Spatial dispersion of magnetic-edge magnetoplasmons: Effect of semi-infinite gate

TL;DR

This paper investigates the spatial dispersion of magnetic-edge magnetoplasmons in a 2D electron system influenced by a semi-infinite metallic gate and ferromagnetic film, revealing unconventional dispersion relations and potential resonance effects.

Contribution

It introduces a detailed analysis of MEMPs affected by semi-infinite gates and ferromagnetic films, highlighting their localized nature and unique dispersion characteristics.

Findings

Strong spatial dispersion of fast MEMPs due to metallic gate

Localization of MEMPs near the metallic wedge edge

Hysteresis effects significantly influence phase velocities

Abstract

Magnetic-edge magnetoplasmons (MEMPs) are obtained for a two-dimensional electron system (2DES) with atop semi-infinite metallic gate, at a distance $d$, and atop semi-infinite ferromagnetic film at a strong perpendicular magnetic field. For two most fast MEMPs, one with positive chirality and other with negative chirality, a strong spatial dispersion, due to effect of metallic half-plane gate, is obtained; some slower MEMPs manifest spatial dispersion too. Present MEMPs are localized at the magnetic-edge that is close to the wedge of metallic half-plane gate; the metallic wedge enhances localization of MEMPs at magnetic-edge. Obtained spatial dispersion has unconventional form.

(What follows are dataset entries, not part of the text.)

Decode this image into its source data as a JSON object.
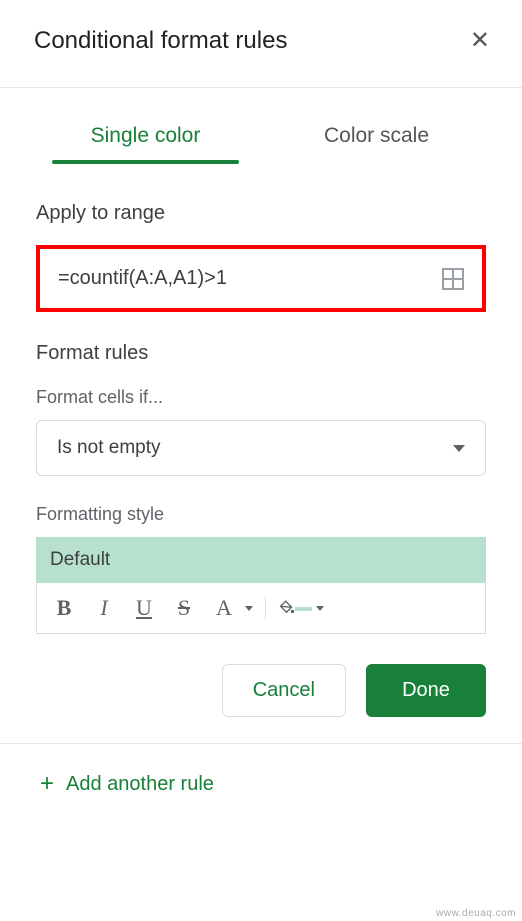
{
  "header": {
    "title": "Conditional format rules"
  },
  "tabs": {
    "single": "Single color",
    "scale": "Color scale"
  },
  "range": {
    "label": "Apply to range",
    "value": "=countif(A:A,A1)>1"
  },
  "rules": {
    "heading": "Format rules",
    "format_if_label": "Format cells if...",
    "format_if_value": "Is not empty"
  },
  "style": {
    "label": "Formatting style",
    "preview": "Default",
    "bold": "B",
    "italic": "I",
    "underline": "U",
    "strike": "S",
    "textcolor": "A"
  },
  "actions": {
    "cancel": "Cancel",
    "done": "Done"
  },
  "footer": {
    "add_rule": "Add another rule"
  },
  "colors": {
    "accent": "#188038",
    "highlight": "#b7e1cd"
  },
  "watermark": "www.deuaq.com"
}
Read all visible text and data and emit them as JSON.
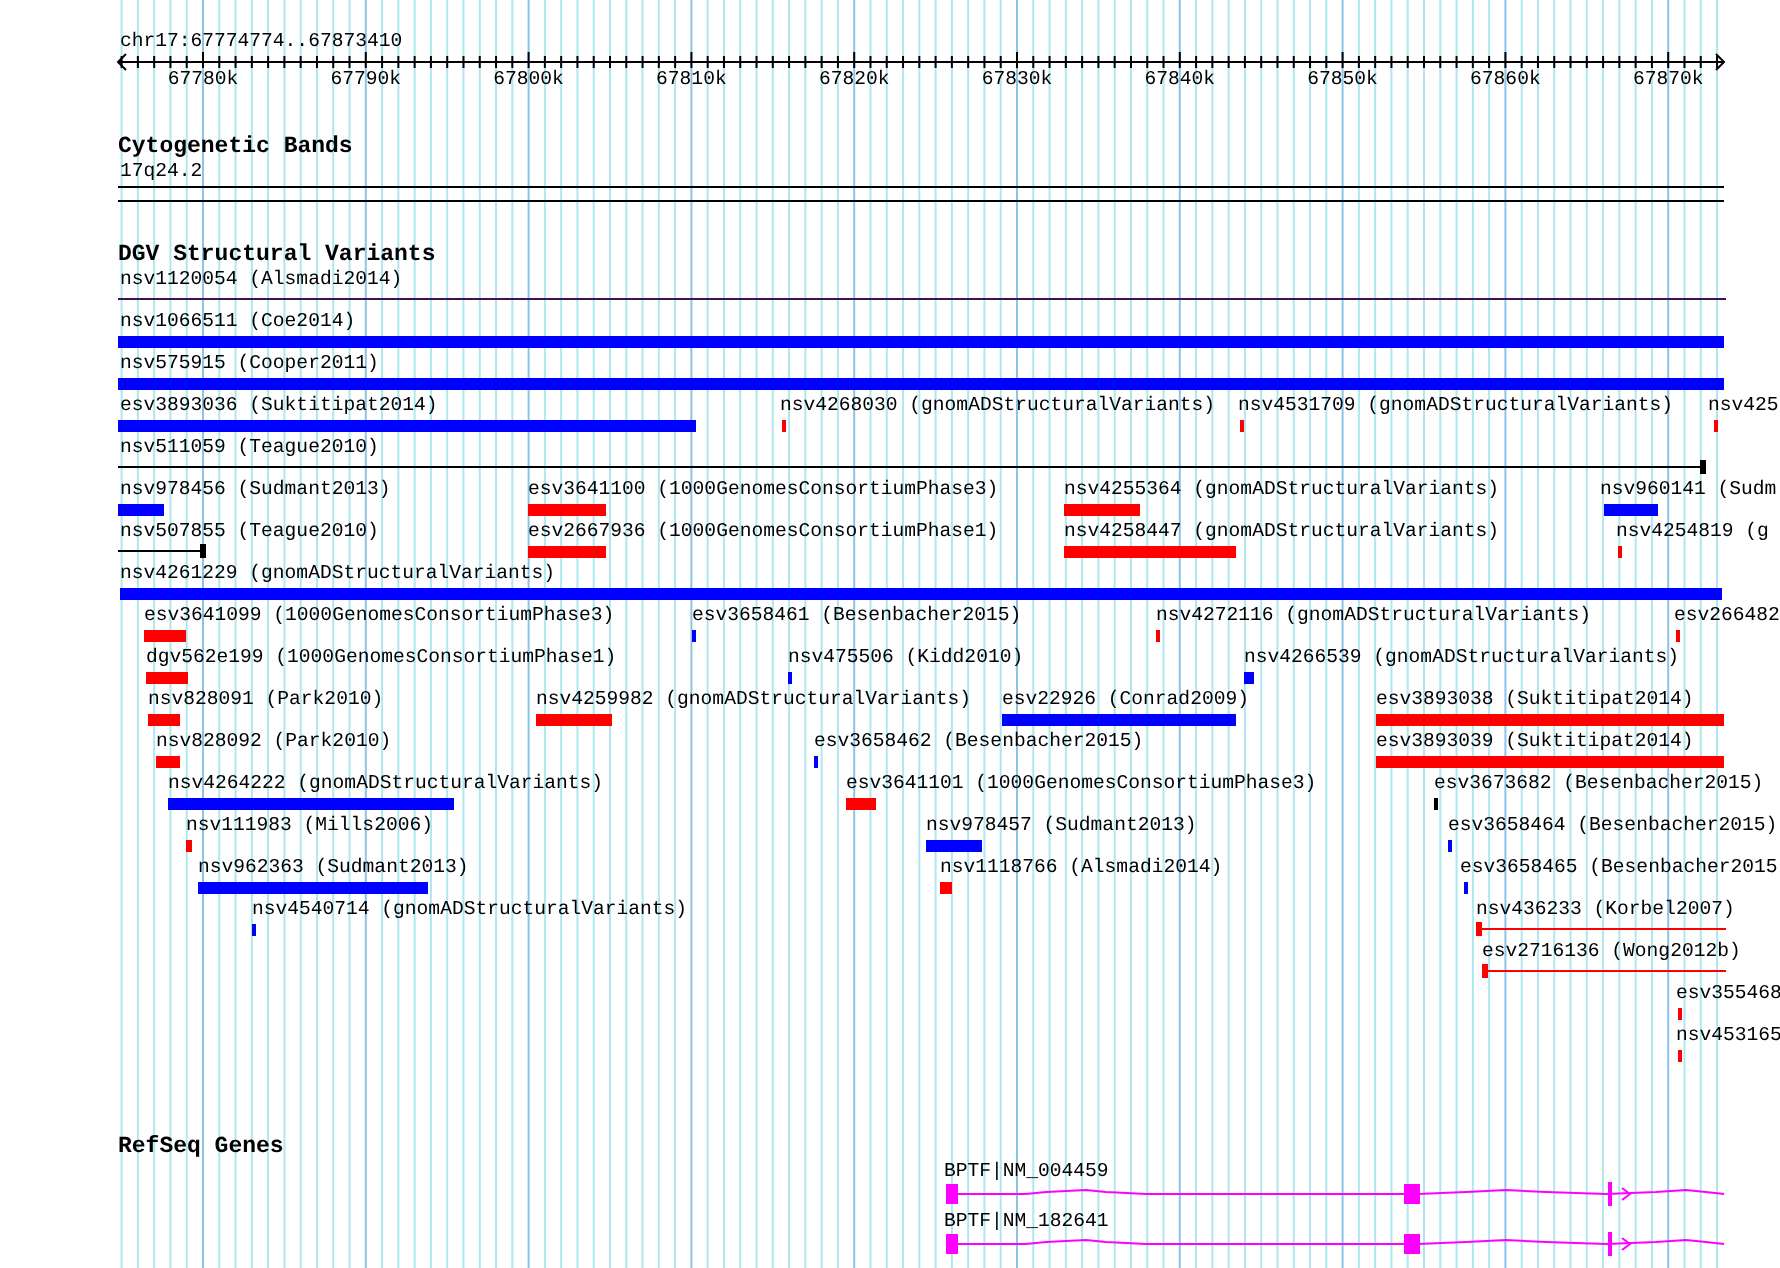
{
  "ruler": {
    "position": "chr17:67774774..67873410",
    "ticks": [
      "67780k",
      "67790k",
      "67800k",
      "67810k",
      "67820k",
      "67830k",
      "67840k",
      "67850k",
      "67860k",
      "67870k"
    ]
  },
  "cytogenetic_bands": {
    "title": "Cytogenetic Bands",
    "band": "17q24.2"
  },
  "dgv_structural_variants": {
    "title": "DGV Structural Variants",
    "variants": [
      {
        "label": "nsv1120054 (Alsmadi2014)",
        "kind": "line",
        "color": "#3c1450"
      },
      {
        "label": "nsv1066511 (Coe2014)",
        "kind": "bar",
        "color": "#0000ff"
      },
      {
        "label": "nsv575915 (Cooper2011)",
        "kind": "bar",
        "color": "#0000ff"
      },
      {
        "label": "esv3893036 (Suktitipat2014)",
        "kind": "bar",
        "color": "#0000ff"
      },
      {
        "label": "nsv4268030 (gnomADStructuralVariants)",
        "kind": "bar",
        "color": "#ff0000"
      },
      {
        "label": "nsv4531709 (gnomADStructuralVariants)",
        "kind": "bar",
        "color": "#ff0000"
      },
      {
        "label": "nsv425",
        "kind": "bar",
        "color": "#ff0000"
      },
      {
        "label": "nsv511059 (Teague2010)",
        "kind": "line",
        "color": "#000000"
      },
      {
        "label": "nsv978456 (Sudmant2013)",
        "kind": "bar",
        "color": "#0000ff"
      },
      {
        "label": "esv3641100 (1000GenomesConsortiumPhase3)",
        "kind": "bar",
        "color": "#ff0000"
      },
      {
        "label": "nsv4255364 (gnomADStructuralVariants)",
        "kind": "bar",
        "color": "#ff0000"
      },
      {
        "label": "nsv960141 (Sudm",
        "kind": "bar",
        "color": "#0000ff"
      },
      {
        "label": "nsv507855 (Teague2010)",
        "kind": "line",
        "color": "#000000"
      },
      {
        "label": "esv2667936 (1000GenomesConsortiumPhase1)",
        "kind": "bar",
        "color": "#ff0000"
      },
      {
        "label": "nsv4258447 (gnomADStructuralVariants)",
        "kind": "bar",
        "color": "#ff0000"
      },
      {
        "label": "nsv4254819 (g",
        "kind": "bar",
        "color": "#ff0000"
      },
      {
        "label": "nsv4261229 (gnomADStructuralVariants)",
        "kind": "bar",
        "color": "#0000ff"
      },
      {
        "label": "esv3641099 (1000GenomesConsortiumPhase3)",
        "kind": "bar",
        "color": "#ff0000"
      },
      {
        "label": "esv3658461 (Besenbacher2015)",
        "kind": "bar",
        "color": "#0000ff"
      },
      {
        "label": "nsv4272116 (gnomADStructuralVariants)",
        "kind": "bar",
        "color": "#ff0000"
      },
      {
        "label": "esv266482",
        "kind": "bar",
        "color": "#ff0000"
      },
      {
        "label": "dgv562e199 (1000GenomesConsortiumPhase1)",
        "kind": "bar",
        "color": "#ff0000"
      },
      {
        "label": "nsv475506 (Kidd2010)",
        "kind": "bar",
        "color": "#0000ff"
      },
      {
        "label": "nsv4266539 (gnomADStructuralVariants)",
        "kind": "bar",
        "color": "#0000ff"
      },
      {
        "label": "nsv828091 (Park2010)",
        "kind": "bar",
        "color": "#ff0000"
      },
      {
        "label": "nsv4259982 (gnomADStructuralVariants)",
        "kind": "bar",
        "color": "#ff0000"
      },
      {
        "label": "esv22926 (Conrad2009)",
        "kind": "bar",
        "color": "#0000ff"
      },
      {
        "label": "esv3893038 (Suktitipat2014)",
        "kind": "bar",
        "color": "#ff0000"
      },
      {
        "label": "nsv828092 (Park2010)",
        "kind": "bar",
        "color": "#ff0000"
      },
      {
        "label": "esv3658462 (Besenbacher2015)",
        "kind": "bar",
        "color": "#0000ff"
      },
      {
        "label": "esv3893039 (Suktitipat2014)",
        "kind": "bar",
        "color": "#ff0000"
      },
      {
        "label": "nsv4264222 (gnomADStructuralVariants)",
        "kind": "bar",
        "color": "#0000ff"
      },
      {
        "label": "esv3641101 (1000GenomesConsortiumPhase3)",
        "kind": "bar",
        "color": "#ff0000"
      },
      {
        "label": "esv3673682 (Besenbacher2015)",
        "kind": "bar",
        "color": "#000000"
      },
      {
        "label": "nsv111983 (Mills2006)",
        "kind": "bar",
        "color": "#ff0000"
      },
      {
        "label": "nsv978457 (Sudmant2013)",
        "kind": "bar",
        "color": "#0000ff"
      },
      {
        "label": "esv3658464 (Besenbacher2015)",
        "kind": "bar",
        "color": "#0000ff"
      },
      {
        "label": "nsv962363 (Sudmant2013)",
        "kind": "bar",
        "color": "#0000ff"
      },
      {
        "label": "nsv1118766 (Alsmadi2014)",
        "kind": "bar",
        "color": "#ff0000"
      },
      {
        "label": "esv3658465 (Besenbacher2015",
        "kind": "bar",
        "color": "#0000ff"
      },
      {
        "label": "nsv4540714 (gnomADStructuralVariants)",
        "kind": "bar",
        "color": "#0000ff"
      },
      {
        "label": "nsv436233 (Korbel2007)",
        "kind": "line",
        "color": "#ff0000"
      },
      {
        "label": "esv2716136 (Wong2012b)",
        "kind": "line",
        "color": "#ff0000"
      },
      {
        "label": "esv355468",
        "kind": "bar",
        "color": "#ff0000"
      },
      {
        "label": "nsv453165",
        "kind": "bar",
        "color": "#ff0000"
      }
    ]
  },
  "refseq_genes": {
    "title": "RefSeq Genes",
    "genes": [
      {
        "label": "BPTF|NM_004459"
      },
      {
        "label": "BPTF|NM_182641"
      }
    ]
  }
}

In particular, for two most fast MEMPs the phase velocities, $\omega/k_{x}$, are the linear polynomials on the wave vector $k_{x}$ in the long-wavelength region, $k_{x}d \ll 1$. Strong effect of the ferromagnetic film hysteresis on the MEMPs phase velocities and their anti-crossings are obtained for $0<k_{x}d \leq1$. Two MEMPs of opposite chirality, especially two most fast MEMPs, at some resonance frequency can create a resonance circuit, with closed wave path along a fraction of the magnetic edge perimeter, with a total change of the wave phase given by an integer of $2\pi$.